Plagiatsvorwürfe gegen Steinmeier: Mit Geld vom „Focus“

Die Uni Gießen prüft die Dissertation des SPD-Politikers Frank-Walter Steinmeier. Zugleich gerät auch der Plagiatsjäger wegen seiner Methoden in die Kritik.

Rote Mappe, ernster Blick: Frank-Walter Steinmeier.

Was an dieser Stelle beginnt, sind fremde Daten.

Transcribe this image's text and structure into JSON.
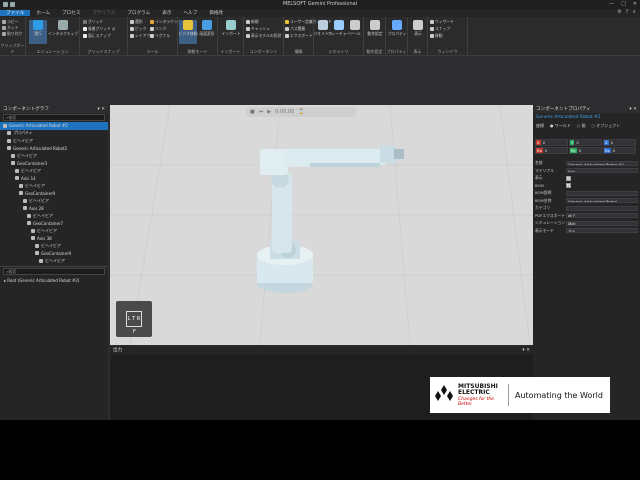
{
  "app": {
    "title": "MELSOFT Gemini Professional"
  },
  "window": {
    "minimize": "—",
    "maximize": "□",
    "close": "✕"
  },
  "menu": {
    "items": [
      "ファイル",
      "ホーム",
      "プロセス",
      "マテリアル",
      "プログラム",
      "表示",
      "ヘルプ",
      "価格改"
    ]
  },
  "ribbon": {
    "groups": [
      "クリップボード",
      "エミュレーション",
      "グリッドスナップ",
      "ツール",
      "移動モード",
      "インポート",
      "コンポーネント",
      "構築",
      "ジオメトリ",
      "動作設定",
      "プロパティ",
      "表示",
      "ウィンドウ"
    ],
    "clipboard": [
      "コピー",
      "カット",
      "貼り付け"
    ],
    "emulation_main": "実行",
    "emulation_small": [
      "インタラクティブ"
    ],
    "grid": [
      "グリッド",
      "吸着グリッド ◎",
      "面にスナップ"
    ],
    "tools": [
      "選択",
      "ピック",
      "レイアウト",
      "回転",
      "インタラクション",
      "リンク",
      "リグナル"
    ],
    "move": [
      "ビデオ移動",
      "画面変形"
    ],
    "import": [
      "インポート",
      "エクスポート"
    ],
    "component": [
      "新規",
      "キャッシュ",
      "表示モデルの形状"
    ],
    "build": [
      "ユーザー定義ウィザード",
      "パス関連",
      "エクスポート",
      "セット"
    ],
    "geometry": [
      "ジオメトリ",
      "フィーチャー",
      "ツール"
    ],
    "motion": [
      "動作設定"
    ],
    "props": [
      "ビヘイビア",
      "プロパティ"
    ],
    "display": [
      "表示"
    ],
    "window_grp": [
      "ウィザード",
      "スナップ",
      "移動",
      "ウィンドウの初期化",
      "表示"
    ]
  },
  "left": {
    "panel_title": "コンポーネントグラフ",
    "search_placeholder": "検索",
    "tree": [
      "Generic Articulated Robot #2",
      "プロパティ",
      "ビヘイビア",
      "Generic Articulated Robot2",
      "ビヘイビア",
      "GeoContainer3",
      "ビヘイビア",
      "Axis 14",
      "ビヘイビア",
      "GeoContainer9",
      "ビヘイビア",
      "Axis 28",
      "ビヘイビア",
      "GeoContainer7",
      "ビヘイビア",
      "Axis 38",
      "ビヘイビア",
      "GeoContainer9",
      "ビヘイビア",
      "Axis #10"
    ],
    "search2_placeholder": "検索",
    "root_item": "Root (Generic Articulated Robot #2)"
  },
  "viewport": {
    "time": "0:00.00",
    "view_cube": {
      "top": "T",
      "left": "L",
      "right": "R",
      "front": "F"
    }
  },
  "right": {
    "panel_title": "コンポーネントプロパティ",
    "component_name": "Generic Articulated Robot #2",
    "coord_label": "座標",
    "coord_options": [
      "ワールド",
      "親",
      "オブジェクト"
    ],
    "xyz": [
      {
        "axis": "X",
        "value": "0"
      },
      {
        "axis": "Y",
        "value": "0"
      },
      {
        "axis": "Z",
        "value": "0"
      },
      {
        "axis": "Rx",
        "value": "0"
      },
      {
        "axis": "Ry",
        "value": "0"
      },
      {
        "axis": "Rz",
        "value": "0"
      }
    ],
    "props": [
      {
        "k": "名前",
        "v": "Generic Articulated Robot #2"
      },
      {
        "k": "マテリアル",
        "v": "Null"
      },
      {
        "k": "表示",
        "v": "✓"
      },
      {
        "k": "BOM",
        "v": "✓"
      },
      {
        "k": "BOM説明",
        "v": ""
      },
      {
        "k": "BOM名称",
        "v": "Generic Articulated Robot"
      },
      {
        "k": "カテゴリ",
        "v": ""
      },
      {
        "k": "PDFエクスポート",
        "v": "終了"
      },
      {
        "k": "シミュレーション",
        "v": "静的"
      },
      {
        "k": "表示モード",
        "v": "すべ"
      }
    ]
  },
  "output": {
    "title": "出力"
  },
  "brand": {
    "company": "MITSUBISHI ELECTRIC",
    "tagline": "Changes for the Better",
    "slogan": "Automating the World"
  }
}
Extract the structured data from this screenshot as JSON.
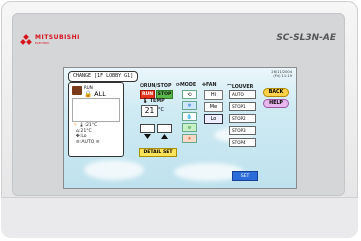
{
  "brand": {
    "name": "MITSUBISHI",
    "sub": "ELECTRIC"
  },
  "model": "SC-SL3N-AE",
  "header": {
    "change": "CHANGE [1F LOBBY G1]",
    "date": "26/11/2004",
    "time": "(Fri) 11:19"
  },
  "unit": {
    "run_label": "RUN",
    "all": "ALL"
  },
  "status": {
    "set_temp": ":21°C",
    "room_temp": ":21°C",
    "fan": ":Lo",
    "louver": ":AUTO"
  },
  "headers": {
    "runstop": "RUN/STOP",
    "mode": "MODE",
    "fan": "FAN",
    "louver": "LOUVER",
    "temp": "TEMP"
  },
  "buttons": {
    "run": "RUN",
    "stop": "STOP",
    "detail": "DETAIL SET",
    "back": "BACK",
    "help": "HELP",
    "set": "SET"
  },
  "temp": {
    "value": "21",
    "unit": "°C"
  },
  "fan": [
    "Hi",
    "Me",
    "Lo"
  ],
  "louver": [
    "AUTO",
    "STOP1",
    "STOP2",
    "STOP3",
    "STOP4"
  ]
}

Bild: dpa

BERLIN taz | Für ihren ehemaligen Doktoranden findet die Universität Gießen lobende Worte: „Frank-Walter Steinmeier ist ein verdienter und hochangesehener Alumnus“, heißt es in einem Statement der Hochschule. „Er hat daher in besonderer Weise Anspruch darauf, dass die vorliegenden Vorwürfe vollständig und zweifelsfrei nach wissenschaftlichen Kriterien einer Klärung zugeführt werden.“

Der Vorwurf: Plagiatsverdacht. Nach Karl-Theodor zu Guttenberg (CSU), Annette Schavan (CDU) und Norbert Lammert (CDU) ist der SPD-Bundestagsfraktionchef ins Visier der Plagiatsjäger gekommen. Der BWL-Professor Uwe Kamenz, der an der Fachhochschule Dortmund lehrt, will in der Doktorarbeit des ehemaligen Außenministers genügend Indizien gefunden haben, die eine Prüfung rechtfertigen. Die Universität Gießen teilte am Montag mit, dass die Ombudsperson der Hochschule den Vorwürfen nachgehen will. Steinmeier hatte die Anschuldigungen als absurd zurückgewiesen.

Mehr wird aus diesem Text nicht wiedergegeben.